Mayor Bill de Blasio's pro-traffic-safety "Vision Zero" plan is getting some free advertising. Some 2,500 private garbage trucks will bear bumper stickers promoting the city's new speed limit of 25 miles per hour.
The bumper-sticker campaign is the brainchild of the New York City chapter of the National Waste and Recycling Association, which endorsed Vision Zero at a summit meeting with city officials and transportation advocates in Queens Thursday.
The stickers read "I DRIVE 25" in reference to the signing of a new law by Mr. de Blasio in July that reduced the citywide speed limit to 25 mph from 30 mph. NW&RA represents 90 companies operating 2,500 garbage trucks in all five boroughs.
Tom Toscano, chief financial officer of Mr. T Carting and the chapter president of NW&RA, said his group has made strides in improving driver and pedestrian safety in recent decades, "and embracing the Vision Zero initiative will help us build on this momentum."
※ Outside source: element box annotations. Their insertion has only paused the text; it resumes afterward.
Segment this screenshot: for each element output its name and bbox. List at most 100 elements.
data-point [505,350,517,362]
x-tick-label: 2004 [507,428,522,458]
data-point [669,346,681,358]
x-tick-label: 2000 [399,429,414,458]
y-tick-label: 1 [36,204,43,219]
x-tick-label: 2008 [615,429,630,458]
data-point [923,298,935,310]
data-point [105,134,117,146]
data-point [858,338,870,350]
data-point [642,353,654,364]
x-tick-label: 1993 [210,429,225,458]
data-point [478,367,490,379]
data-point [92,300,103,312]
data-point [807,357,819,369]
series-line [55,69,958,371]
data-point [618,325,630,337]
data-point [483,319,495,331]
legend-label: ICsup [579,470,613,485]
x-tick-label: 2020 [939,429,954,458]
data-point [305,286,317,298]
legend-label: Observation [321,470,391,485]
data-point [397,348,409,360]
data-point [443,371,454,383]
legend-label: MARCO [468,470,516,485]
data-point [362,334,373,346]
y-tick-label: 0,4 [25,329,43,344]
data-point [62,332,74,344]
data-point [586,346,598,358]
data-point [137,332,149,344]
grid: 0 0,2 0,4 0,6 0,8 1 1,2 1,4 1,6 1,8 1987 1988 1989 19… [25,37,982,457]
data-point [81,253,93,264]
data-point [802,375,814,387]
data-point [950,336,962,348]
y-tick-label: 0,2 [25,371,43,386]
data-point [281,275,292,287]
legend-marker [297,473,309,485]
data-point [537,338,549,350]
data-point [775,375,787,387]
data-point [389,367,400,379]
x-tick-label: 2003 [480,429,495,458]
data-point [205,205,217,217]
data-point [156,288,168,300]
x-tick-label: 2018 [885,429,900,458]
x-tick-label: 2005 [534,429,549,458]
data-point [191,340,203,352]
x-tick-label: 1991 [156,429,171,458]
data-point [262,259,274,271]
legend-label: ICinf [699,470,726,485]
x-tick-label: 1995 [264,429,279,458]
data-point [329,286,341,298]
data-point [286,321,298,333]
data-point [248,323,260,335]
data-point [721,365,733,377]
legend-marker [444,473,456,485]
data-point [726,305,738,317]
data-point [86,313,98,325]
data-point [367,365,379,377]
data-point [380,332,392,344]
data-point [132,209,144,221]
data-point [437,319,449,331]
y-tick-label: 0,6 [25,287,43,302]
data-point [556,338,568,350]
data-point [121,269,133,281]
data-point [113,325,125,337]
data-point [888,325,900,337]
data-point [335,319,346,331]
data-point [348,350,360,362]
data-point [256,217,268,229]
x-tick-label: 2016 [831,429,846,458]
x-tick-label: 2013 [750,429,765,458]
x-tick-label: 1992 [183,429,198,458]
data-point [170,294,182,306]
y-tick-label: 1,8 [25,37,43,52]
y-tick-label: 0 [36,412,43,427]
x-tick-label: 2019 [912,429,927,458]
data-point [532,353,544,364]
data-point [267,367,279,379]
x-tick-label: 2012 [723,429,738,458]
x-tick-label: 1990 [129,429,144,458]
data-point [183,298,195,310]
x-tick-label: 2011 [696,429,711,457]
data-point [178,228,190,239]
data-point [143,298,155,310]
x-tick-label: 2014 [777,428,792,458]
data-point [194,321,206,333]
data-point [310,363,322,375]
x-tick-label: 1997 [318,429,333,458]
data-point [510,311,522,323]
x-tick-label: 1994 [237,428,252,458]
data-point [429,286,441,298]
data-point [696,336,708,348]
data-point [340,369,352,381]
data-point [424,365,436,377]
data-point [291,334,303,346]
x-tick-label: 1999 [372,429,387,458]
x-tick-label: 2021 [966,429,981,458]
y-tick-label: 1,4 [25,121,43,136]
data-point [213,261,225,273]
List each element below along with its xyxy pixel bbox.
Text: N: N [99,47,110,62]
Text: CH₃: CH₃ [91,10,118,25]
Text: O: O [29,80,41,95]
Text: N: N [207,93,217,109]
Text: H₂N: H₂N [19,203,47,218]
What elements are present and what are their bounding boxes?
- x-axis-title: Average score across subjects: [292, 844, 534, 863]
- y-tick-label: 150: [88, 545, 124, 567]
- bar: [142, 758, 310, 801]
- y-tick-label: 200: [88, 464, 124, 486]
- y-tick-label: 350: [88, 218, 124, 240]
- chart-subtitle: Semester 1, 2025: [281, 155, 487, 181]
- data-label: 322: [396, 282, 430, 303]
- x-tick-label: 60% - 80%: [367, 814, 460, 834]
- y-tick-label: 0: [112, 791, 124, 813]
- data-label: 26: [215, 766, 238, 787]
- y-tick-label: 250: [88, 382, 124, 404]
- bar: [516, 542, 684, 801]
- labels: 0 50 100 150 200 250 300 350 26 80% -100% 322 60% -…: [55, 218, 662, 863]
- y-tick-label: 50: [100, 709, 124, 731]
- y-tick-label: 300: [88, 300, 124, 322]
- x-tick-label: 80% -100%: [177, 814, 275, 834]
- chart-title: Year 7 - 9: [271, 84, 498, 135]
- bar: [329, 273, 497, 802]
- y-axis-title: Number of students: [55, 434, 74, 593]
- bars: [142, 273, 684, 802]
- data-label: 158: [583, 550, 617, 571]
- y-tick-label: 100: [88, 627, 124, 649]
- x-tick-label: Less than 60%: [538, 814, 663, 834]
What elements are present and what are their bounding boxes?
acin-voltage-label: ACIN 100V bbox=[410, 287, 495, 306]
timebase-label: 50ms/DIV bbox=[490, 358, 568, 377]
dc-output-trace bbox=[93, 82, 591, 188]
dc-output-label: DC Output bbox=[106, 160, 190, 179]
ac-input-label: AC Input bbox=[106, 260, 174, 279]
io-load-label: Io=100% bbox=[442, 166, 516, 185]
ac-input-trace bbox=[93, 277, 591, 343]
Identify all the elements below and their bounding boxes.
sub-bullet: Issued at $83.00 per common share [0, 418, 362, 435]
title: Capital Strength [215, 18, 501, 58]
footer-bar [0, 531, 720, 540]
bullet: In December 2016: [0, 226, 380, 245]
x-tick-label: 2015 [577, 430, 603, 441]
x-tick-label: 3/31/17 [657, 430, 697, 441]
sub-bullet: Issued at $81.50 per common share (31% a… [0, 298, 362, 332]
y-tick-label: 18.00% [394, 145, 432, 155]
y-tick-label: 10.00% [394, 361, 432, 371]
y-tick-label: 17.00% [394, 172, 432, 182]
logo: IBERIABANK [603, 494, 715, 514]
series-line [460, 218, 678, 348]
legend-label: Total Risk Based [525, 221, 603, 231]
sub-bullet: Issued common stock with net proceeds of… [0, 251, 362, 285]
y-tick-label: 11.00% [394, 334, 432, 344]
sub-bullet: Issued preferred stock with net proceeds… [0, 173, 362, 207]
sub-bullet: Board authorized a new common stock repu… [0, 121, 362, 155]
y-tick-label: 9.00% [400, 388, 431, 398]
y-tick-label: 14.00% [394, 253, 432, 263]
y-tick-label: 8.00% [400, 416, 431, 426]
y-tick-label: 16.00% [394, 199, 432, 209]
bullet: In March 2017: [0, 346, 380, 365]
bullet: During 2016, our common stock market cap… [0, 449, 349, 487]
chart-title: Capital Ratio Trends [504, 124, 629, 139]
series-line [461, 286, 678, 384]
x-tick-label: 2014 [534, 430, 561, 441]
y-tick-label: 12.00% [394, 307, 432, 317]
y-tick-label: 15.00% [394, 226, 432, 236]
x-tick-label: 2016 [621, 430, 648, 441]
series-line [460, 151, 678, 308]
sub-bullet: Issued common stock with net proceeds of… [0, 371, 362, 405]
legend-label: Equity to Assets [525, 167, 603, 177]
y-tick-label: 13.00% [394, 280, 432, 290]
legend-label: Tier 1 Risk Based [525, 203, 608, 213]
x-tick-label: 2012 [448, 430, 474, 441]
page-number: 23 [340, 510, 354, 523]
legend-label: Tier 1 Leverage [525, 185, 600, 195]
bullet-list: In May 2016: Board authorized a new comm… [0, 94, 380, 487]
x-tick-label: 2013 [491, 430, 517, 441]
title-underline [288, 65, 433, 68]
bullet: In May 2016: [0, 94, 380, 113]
"We’re proud to have local partners stepping forward with a message of safety to their own members and the broader public," a spokesman for the mayor said. "Vision Zero depends on all of us stepping forward to make this city safer, and we do that one driver, one street and one community at a time. We are very appreciative of this endorsement."
Both public and private garbage trucks have been involved in numerous crashes and pedestrian fatalities, including several this year. There is no definitive study on the number of traffic deaths caused by garbage trucks, but advocates maintain that trash haulers have a higher fatality rate compared to other vehicles on the road.
The association could be hoping that its endorsement of Vision Zero will pay political dividends down the road. The group is opposed to a bill currently being considered by the City Council that would cap the amount of the city’s waste that can be handled by transfer stations in four community districts (two in the Bronx, one in Brooklyn and one in Queens). The bill is supported by environmental-justice advocates, who aim to reduce truck traffic and improve quality of life in neighborhoods with a disproportionate number of waste-transfer stations.
"Some facilities will go out of business" if the bill passes, said David Biderman, vice president of government affairs for NW&RA.
The group is also against an effort to impose a commercial-carting franchise system with competitive bidding, as is being introduced in Los Angeles. Currently, businesses contract individually with carting companies, so it is not uncommon for a series of trucks from different haulers to service the same block night after night. The city's Department of Sanitation collects residential trash.
A franchise system is supported by the Alliance for a Greater New York as well as the Citizens Budget Commission.